The algorithm as proposed in:
O. Pujol, P. Radeva, , and J. Vitria`. "Discriminant ECOC: A heuristic method for application dependent design of error correcting output codes"
Thanks for the PR!
The paper you implemented was cited 141 times so it fits our rule that implemented papers should be prominent enough.
Could you benchmark the method (accuracy and training time) on a few datasets? It doesn't need to be super fancy, it's just to have a rough idea.
Rather than creating a ecoc_utils file, I would create a multiclass/ folder and put ECOC-related functions and classes in a ecoc.py file.

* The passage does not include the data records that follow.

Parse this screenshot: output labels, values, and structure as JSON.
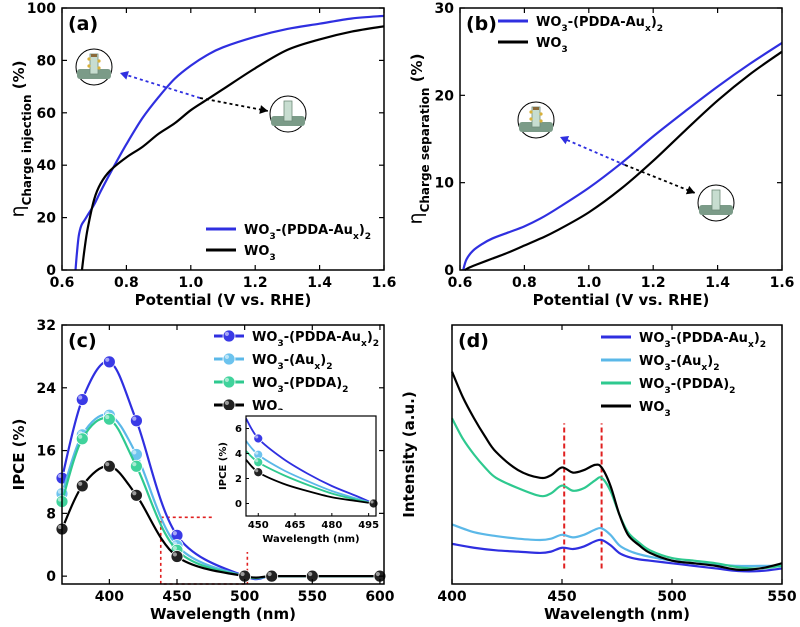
{
  "chart_data": [
    {
      "panel_label": "(a)",
      "type": "line",
      "xlabel": "Potential (V vs. RHE)",
      "ylabel_prefix": "η",
      "ylabel_sub": "Charge injection",
      "ylabel_unit": " (%)",
      "xlim": [
        0.6,
        1.6
      ],
      "ylim": [
        0,
        100
      ],
      "xticks": [
        0.6,
        0.8,
        1.0,
        1.2,
        1.4,
        1.6
      ],
      "yticks": [
        0,
        20,
        40,
        60,
        80,
        100
      ],
      "legend_position": "bottom-right",
      "series": [
        {
          "name": "WO3-(PDDA-Aux)2",
          "legend": [
            {
              "t": "WO"
            },
            {
              "t": "3",
              "s": "sub"
            },
            {
              "t": "-(PDDA-Au"
            },
            {
              "t": "x",
              "s": "sub"
            },
            {
              "t": ")"
            },
            {
              "t": "2",
              "s": "sub"
            }
          ],
          "color": "#2f2fe0",
          "x": [
            0.642,
            0.646,
            0.652,
            0.66,
            0.67,
            0.68,
            0.7,
            0.72,
            0.75,
            0.8,
            0.85,
            0.9,
            0.95,
            1.0,
            1.05,
            1.1,
            1.2,
            1.3,
            1.4,
            1.5,
            1.6
          ],
          "y": [
            0,
            6,
            13,
            17,
            19,
            21,
            25,
            30,
            37,
            48,
            58,
            66,
            73,
            78,
            82,
            85,
            89,
            92,
            94,
            96,
            97
          ]
        },
        {
          "name": "WO3",
          "legend": [
            {
              "t": "WO"
            },
            {
              "t": "3",
              "s": "sub"
            }
          ],
          "color": "#000000",
          "x": [
            0.662,
            0.67,
            0.68,
            0.7,
            0.72,
            0.75,
            0.8,
            0.85,
            0.9,
            0.95,
            1.0,
            1.05,
            1.1,
            1.2,
            1.3,
            1.4,
            1.5,
            1.6
          ],
          "y": [
            0,
            8,
            16,
            27,
            33,
            38,
            43,
            47,
            52,
            56,
            61,
            65,
            69,
            77,
            84,
            88,
            91,
            93
          ]
        }
      ],
      "annotations": [
        "electrode-with-particles-icon",
        "bare-electrode-icon"
      ]
    },
    {
      "panel_label": "(b)",
      "type": "line",
      "xlabel": "Potential (V vs. RHE)",
      "ylabel_prefix": "η",
      "ylabel_sub": "Charge separation",
      "ylabel_unit": " (%)",
      "xlim": [
        0.6,
        1.6
      ],
      "ylim": [
        0,
        30
      ],
      "xticks": [
        0.6,
        0.8,
        1.0,
        1.2,
        1.4,
        1.6
      ],
      "yticks": [
        0,
        10,
        20,
        30
      ],
      "legend_position": "top-left",
      "series": [
        {
          "name": "WO3-(PDDA-Aux)2",
          "legend": [
            {
              "t": "WO"
            },
            {
              "t": "3",
              "s": "sub"
            },
            {
              "t": "-(PDDA-Au"
            },
            {
              "t": "x",
              "s": "sub"
            },
            {
              "t": ")"
            },
            {
              "t": "2",
              "s": "sub"
            }
          ],
          "color": "#2f2fe0",
          "x": [
            0.61,
            0.62,
            0.64,
            0.67,
            0.7,
            0.75,
            0.8,
            0.85,
            0.9,
            1.0,
            1.1,
            1.2,
            1.3,
            1.4,
            1.5,
            1.6
          ],
          "y": [
            0,
            1.2,
            2.2,
            3.0,
            3.6,
            4.3,
            5.0,
            5.9,
            7.0,
            9.4,
            12.2,
            15.3,
            18.2,
            21.0,
            23.6,
            26.0
          ]
        },
        {
          "name": "WO3",
          "legend": [
            {
              "t": "WO"
            },
            {
              "t": "3",
              "s": "sub"
            }
          ],
          "color": "#000000",
          "x": [
            0.615,
            0.63,
            0.65,
            0.7,
            0.75,
            0.8,
            0.85,
            0.9,
            1.0,
            1.1,
            1.2,
            1.3,
            1.4,
            1.5,
            1.6
          ],
          "y": [
            0,
            0.3,
            0.6,
            1.3,
            2.0,
            2.8,
            3.6,
            4.5,
            6.6,
            9.3,
            12.5,
            16.0,
            19.4,
            22.4,
            25.0
          ]
        }
      ],
      "annotations": [
        "electrode-with-particles-icon",
        "bare-electrode-icon"
      ]
    },
    {
      "panel_label": "(c)",
      "type": "line",
      "xlabel": "Wavelength (nm)",
      "ylabel": "IPCE (%)",
      "xlim": [
        365,
        603
      ],
      "ylim": [
        -1,
        32
      ],
      "xticks": [
        400,
        450,
        500,
        550,
        600
      ],
      "yticks": [
        0,
        8,
        16,
        24,
        32
      ],
      "legend_position": "top-right",
      "series": [
        {
          "name": "WO3-(PDDA-Aux)2",
          "legend": [
            {
              "t": "WO"
            },
            {
              "t": "3",
              "s": "sub"
            },
            {
              "t": "-(PDDA-Au"
            },
            {
              "t": "x",
              "s": "sub"
            },
            {
              "t": ")"
            },
            {
              "t": "2",
              "s": "sub"
            }
          ],
          "color": "#2f2fe0",
          "marker": "#3a3ae6",
          "x": [
            365,
            380,
            400,
            420,
            450,
            500,
            520,
            550,
            600
          ],
          "y": [
            12.5,
            22.5,
            27.3,
            19.8,
            5.2,
            0,
            0,
            0,
            0
          ]
        },
        {
          "name": "WO3-(Aux)2",
          "legend": [
            {
              "t": "WO"
            },
            {
              "t": "3",
              "s": "sub"
            },
            {
              "t": "-(Au"
            },
            {
              "t": "x",
              "s": "sub"
            },
            {
              "t": ")"
            },
            {
              "t": "2",
              "s": "sub"
            }
          ],
          "color": "#5bb8e8",
          "marker": "#6cc3ee",
          "x": [
            365,
            380,
            400,
            420,
            450,
            500,
            520,
            550,
            600
          ],
          "y": [
            10.5,
            18.0,
            20.5,
            15.5,
            3.9,
            0,
            0,
            0,
            0
          ]
        },
        {
          "name": "WO3-(PDDA)2",
          "legend": [
            {
              "t": "WO"
            },
            {
              "t": "3",
              "s": "sub"
            },
            {
              "t": "-(PDDA)"
            },
            {
              "t": "2",
              "s": "sub"
            }
          ],
          "color": "#2ec98f",
          "marker": "#40d39c",
          "x": [
            365,
            380,
            400,
            420,
            450,
            500,
            520,
            550,
            600
          ],
          "y": [
            9.5,
            17.5,
            20.0,
            14.0,
            3.3,
            0,
            0,
            0,
            0
          ]
        },
        {
          "name": "WO3",
          "legend": [
            {
              "t": "WO"
            },
            {
              "t": "3",
              "s": "sub"
            }
          ],
          "color": "#000000",
          "marker": "#222222",
          "x": [
            365,
            380,
            400,
            420,
            450,
            500,
            520,
            550,
            600
          ],
          "y": [
            6.0,
            11.5,
            14.0,
            10.3,
            2.5,
            0,
            0,
            0,
            0
          ]
        }
      ],
      "inset": {
        "xlabel": "Wavelength (nm)",
        "ylabel": "IPCE (%)",
        "xlim": [
          445,
          498
        ],
        "ylim": [
          -1,
          7
        ],
        "xticks": [
          450,
          465,
          480,
          495
        ],
        "yticks": [
          0,
          2,
          4,
          6
        ],
        "series": [
          {
            "color": "#2f2fe0",
            "marker": "#3a3ae6",
            "x": [
              445,
              450,
              460,
              470,
              480,
              490,
              497
            ],
            "y": [
              6.8,
              5.2,
              3.6,
              2.4,
              1.4,
              0.6,
              0
            ]
          },
          {
            "color": "#5bb8e8",
            "marker": "#6cc3ee",
            "x": [
              445,
              450,
              460,
              470,
              480,
              490,
              497
            ],
            "y": [
              5.0,
              3.9,
              2.7,
              1.8,
              1.0,
              0.4,
              0
            ]
          },
          {
            "color": "#2ec98f",
            "marker": "#40d39c",
            "x": [
              445,
              450,
              460,
              470,
              480,
              490,
              497
            ],
            "y": [
              4.2,
              3.3,
              2.3,
              1.5,
              0.8,
              0.3,
              0
            ]
          },
          {
            "color": "#000000",
            "marker": "#222222",
            "x": [
              445,
              450,
              460,
              470,
              480,
              490,
              497
            ],
            "y": [
              3.5,
              2.5,
              1.6,
              1.0,
              0.5,
              0.2,
              0
            ]
          }
        ],
        "markers_x": [
          450,
          497
        ]
      },
      "highlight_box": {
        "x": [
          438,
          502
        ],
        "y": [
          -1,
          7.5
        ],
        "color": "#e02020"
      }
    },
    {
      "panel_label": "(d)",
      "type": "line",
      "xlabel": "Wavelength (nm)",
      "ylabel": "Intensity (a.u.)",
      "xlim": [
        400,
        550
      ],
      "ylim": [
        0,
        1
      ],
      "xticks": [
        400,
        450,
        500,
        550
      ],
      "yticks": [],
      "legend_position": "top-right",
      "series": [
        {
          "name": "WO3-(PDDA-Aux)2",
          "legend": [
            {
              "t": "WO"
            },
            {
              "t": "3",
              "s": "sub"
            },
            {
              "t": "-(PDDA-Au"
            },
            {
              "t": "x",
              "s": "sub"
            },
            {
              "t": ")"
            },
            {
              "t": "2",
              "s": "sub"
            }
          ],
          "color": "#2f2fe0",
          "x": [
            400,
            410,
            420,
            430,
            440,
            445,
            450,
            455,
            460,
            465,
            468,
            472,
            476,
            480,
            485,
            490,
            500,
            510,
            520,
            530,
            540,
            550
          ],
          "y": [
            0.155,
            0.14,
            0.13,
            0.125,
            0.12,
            0.125,
            0.14,
            0.135,
            0.145,
            0.165,
            0.17,
            0.15,
            0.12,
            0.105,
            0.095,
            0.09,
            0.08,
            0.07,
            0.06,
            0.05,
            0.05,
            0.06
          ]
        },
        {
          "name": "WO3-(Aux)2",
          "legend": [
            {
              "t": "WO"
            },
            {
              "t": "3",
              "s": "sub"
            },
            {
              "t": "-(Au"
            },
            {
              "t": "x",
              "s": "sub"
            },
            {
              "t": ")"
            },
            {
              "t": "2",
              "s": "sub"
            }
          ],
          "color": "#5bb8e8",
          "x": [
            400,
            410,
            420,
            430,
            440,
            445,
            450,
            455,
            460,
            465,
            468,
            472,
            476,
            480,
            485,
            490,
            500,
            510,
            520,
            530,
            540,
            550
          ],
          "y": [
            0.23,
            0.2,
            0.185,
            0.175,
            0.17,
            0.175,
            0.19,
            0.18,
            0.19,
            0.21,
            0.215,
            0.19,
            0.15,
            0.13,
            0.115,
            0.105,
            0.09,
            0.08,
            0.075,
            0.07,
            0.07,
            0.07
          ]
        },
        {
          "name": "WO3-(PDDA)2",
          "legend": [
            {
              "t": "WO"
            },
            {
              "t": "3",
              "s": "sub"
            },
            {
              "t": "-(PDDA)"
            },
            {
              "t": "2",
              "s": "sub"
            }
          ],
          "color": "#2ec98f",
          "x": [
            400,
            405,
            410,
            415,
            420,
            430,
            440,
            445,
            450,
            455,
            460,
            465,
            468,
            472,
            476,
            480,
            485,
            490,
            500,
            510,
            520,
            530,
            540,
            550
          ],
          "y": [
            0.64,
            0.56,
            0.5,
            0.45,
            0.41,
            0.37,
            0.34,
            0.35,
            0.38,
            0.36,
            0.37,
            0.4,
            0.41,
            0.36,
            0.27,
            0.2,
            0.16,
            0.13,
            0.1,
            0.09,
            0.08,
            0.065,
            0.06,
            0.07
          ]
        },
        {
          "name": "WO3",
          "legend": [
            {
              "t": "WO"
            },
            {
              "t": "3",
              "s": "sub"
            }
          ],
          "color": "#000000",
          "x": [
            400,
            405,
            410,
            415,
            420,
            430,
            440,
            445,
            450,
            455,
            460,
            465,
            468,
            472,
            476,
            480,
            485,
            490,
            500,
            510,
            520,
            530,
            540,
            550
          ],
          "y": [
            0.82,
            0.72,
            0.64,
            0.57,
            0.51,
            0.44,
            0.41,
            0.42,
            0.45,
            0.43,
            0.44,
            0.46,
            0.45,
            0.38,
            0.27,
            0.19,
            0.15,
            0.12,
            0.09,
            0.08,
            0.07,
            0.055,
            0.06,
            0.08
          ]
        }
      ],
      "vlines": [
        {
          "x": 451,
          "color": "#e02020"
        },
        {
          "x": 468,
          "color": "#e02020"
        }
      ]
    }
  ]
}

I did some tests, and it turns out the current implementation is '"really" slow (I tried to benchmark it on mnist dataset with 60,000 samples. I left it for about a night and it didn't even finish). The algorithm spends most of the time on calculating quadratic mutual information. Do you know any faster alternatives of calculating quadratic mutual information to the one proposed in the paper or some efficient implementation? On the other hand, to calculate quadratic mutual information, we calculate three different elements: V_in, V_all and V_btw, which have a lot of calculations in common. I think that feature could be dynamically taken advantage of and we could avoid doing the same calculations repeatedly.

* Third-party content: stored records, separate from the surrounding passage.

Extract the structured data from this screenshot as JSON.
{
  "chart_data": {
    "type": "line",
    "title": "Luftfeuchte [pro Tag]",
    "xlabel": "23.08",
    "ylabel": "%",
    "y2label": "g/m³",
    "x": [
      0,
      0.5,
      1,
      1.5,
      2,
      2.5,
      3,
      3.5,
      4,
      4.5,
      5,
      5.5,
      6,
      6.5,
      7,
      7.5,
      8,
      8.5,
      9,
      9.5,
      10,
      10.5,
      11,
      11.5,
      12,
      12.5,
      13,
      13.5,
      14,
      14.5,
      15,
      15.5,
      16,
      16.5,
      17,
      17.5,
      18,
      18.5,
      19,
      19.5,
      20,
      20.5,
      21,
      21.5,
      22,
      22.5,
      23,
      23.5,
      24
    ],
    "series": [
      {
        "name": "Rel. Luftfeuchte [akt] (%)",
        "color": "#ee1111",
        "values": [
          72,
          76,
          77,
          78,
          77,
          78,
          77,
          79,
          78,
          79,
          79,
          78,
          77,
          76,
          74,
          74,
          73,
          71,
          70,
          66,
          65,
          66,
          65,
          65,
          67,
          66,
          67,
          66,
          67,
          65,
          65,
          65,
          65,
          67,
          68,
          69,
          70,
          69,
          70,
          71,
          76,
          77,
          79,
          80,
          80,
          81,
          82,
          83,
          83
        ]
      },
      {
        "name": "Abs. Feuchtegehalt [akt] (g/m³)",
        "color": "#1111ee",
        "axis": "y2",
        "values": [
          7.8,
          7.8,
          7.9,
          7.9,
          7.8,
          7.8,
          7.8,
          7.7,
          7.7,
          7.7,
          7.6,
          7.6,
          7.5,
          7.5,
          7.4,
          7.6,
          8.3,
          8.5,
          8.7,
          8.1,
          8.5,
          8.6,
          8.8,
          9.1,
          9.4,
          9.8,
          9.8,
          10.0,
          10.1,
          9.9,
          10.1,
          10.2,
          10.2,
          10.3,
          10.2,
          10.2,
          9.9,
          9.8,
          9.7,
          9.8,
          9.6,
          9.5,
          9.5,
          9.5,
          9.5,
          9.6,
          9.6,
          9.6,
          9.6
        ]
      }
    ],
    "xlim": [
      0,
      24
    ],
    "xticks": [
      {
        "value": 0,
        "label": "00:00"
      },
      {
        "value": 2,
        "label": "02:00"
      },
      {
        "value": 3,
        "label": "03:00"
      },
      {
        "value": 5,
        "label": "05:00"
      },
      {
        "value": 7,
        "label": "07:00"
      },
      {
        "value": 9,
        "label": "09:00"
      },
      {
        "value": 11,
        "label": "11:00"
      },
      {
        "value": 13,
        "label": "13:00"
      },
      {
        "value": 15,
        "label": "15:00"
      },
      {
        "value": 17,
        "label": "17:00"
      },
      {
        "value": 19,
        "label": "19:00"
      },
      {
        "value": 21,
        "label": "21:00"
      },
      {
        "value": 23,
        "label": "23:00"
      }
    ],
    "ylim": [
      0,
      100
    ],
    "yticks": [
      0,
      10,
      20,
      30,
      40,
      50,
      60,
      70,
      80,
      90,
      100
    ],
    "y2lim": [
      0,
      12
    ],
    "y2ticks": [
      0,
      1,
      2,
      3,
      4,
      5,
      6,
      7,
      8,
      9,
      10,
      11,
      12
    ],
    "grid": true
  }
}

I made some notes on how I mean to speed up calculating quadratic mutual information. Please, have a look and let me know what you think about this, thanks a lot!
Implemented Determinant ECOC
Implemented dynamic calculation of quadratic mutual information
Calculating only lower traingle of the decoc quadratic mutual informa…

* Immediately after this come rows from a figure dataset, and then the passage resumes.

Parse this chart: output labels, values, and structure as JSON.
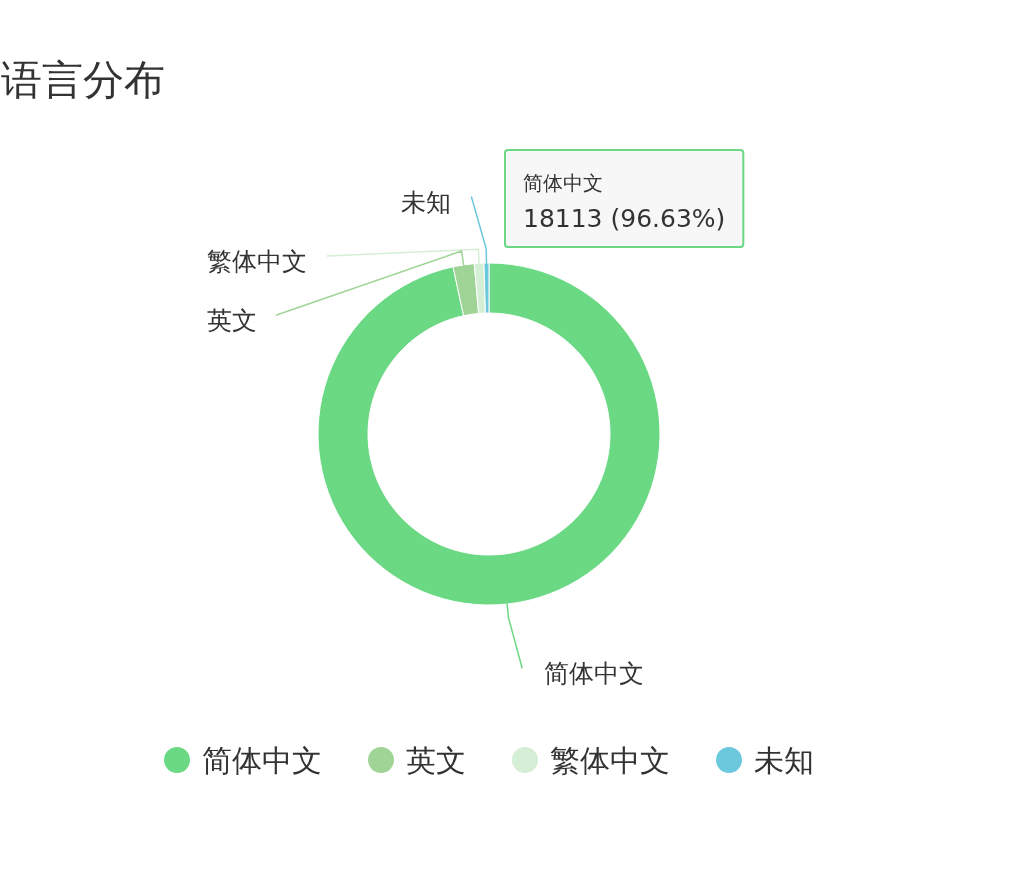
{
  "chart_data": {
    "type": "donut",
    "title": "语言分布",
    "categories": [
      "简体中文",
      "英文",
      "繁体中文",
      "未知"
    ],
    "values": [
      96.63,
      2.0,
      0.9,
      0.47
    ],
    "colors": [
      "#6bd884",
      "#9fd496",
      "#d5eed6",
      "#6cc8dd"
    ],
    "legend": "bottom",
    "annotations": [
      "简体中文",
      "18113 (96.63%)"
    ]
  }
}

Implemented parallel decoc
Passing indices of classes to create_ecoc books instead of classes th…
Speeded up sigma calculation
Added support for multi-labels classification
I just did a couple of experiments for: protein uci data set (time was 3921 seconds and score was 0.669) and usps data set (time: 361 seconds, score: 0.62). Are such scores acceptable? I also noticed that for most of the problems (especially those with huge number of samples) the time of creating a code book is not very significant as opposed to the time of training binary classifiers. However, the algorithm also speeds up that step, because we train classifier sonly with the subset of classes picked for them.
Thanks for the follow-up work. What is the accuracy of random codebook on the same datasets? Could you give results for different codebook sizes? Thanks!
@mblondel Actually, I didn't get any results for the random codebook on those datasets, because it took too much time on my laptop. The reason for this is that Determinant ECOC also divides data, so we don't need to use all of the classes for each classifier (we use only the current subset of classes that is currently in our tree node). I'm not sure how suitable it would be to test it on some smaller dataset? What do you think?
@mblondel The accuracy for those data sets is very similar for randomly-generated code books. However, a random code book is twice as big as that generated by determinant code book. Lowering the size of code book decreases the precision of random method.
Currently the random code book uses only two symbols (0 and 1). We could try to generate 3 symbols (-1, 0 and +1) and ignores all samples for which the symbol is 0.
@mblondel Do you mean using (-1, 0 and +1) for all Error Correcting Output Codes (only random code for now)?
Yes, it would be interesting to know if it works.
In light of #3768 I'm not sure we want this. ECOC don't really seem to work better then ovr in most settings. Close?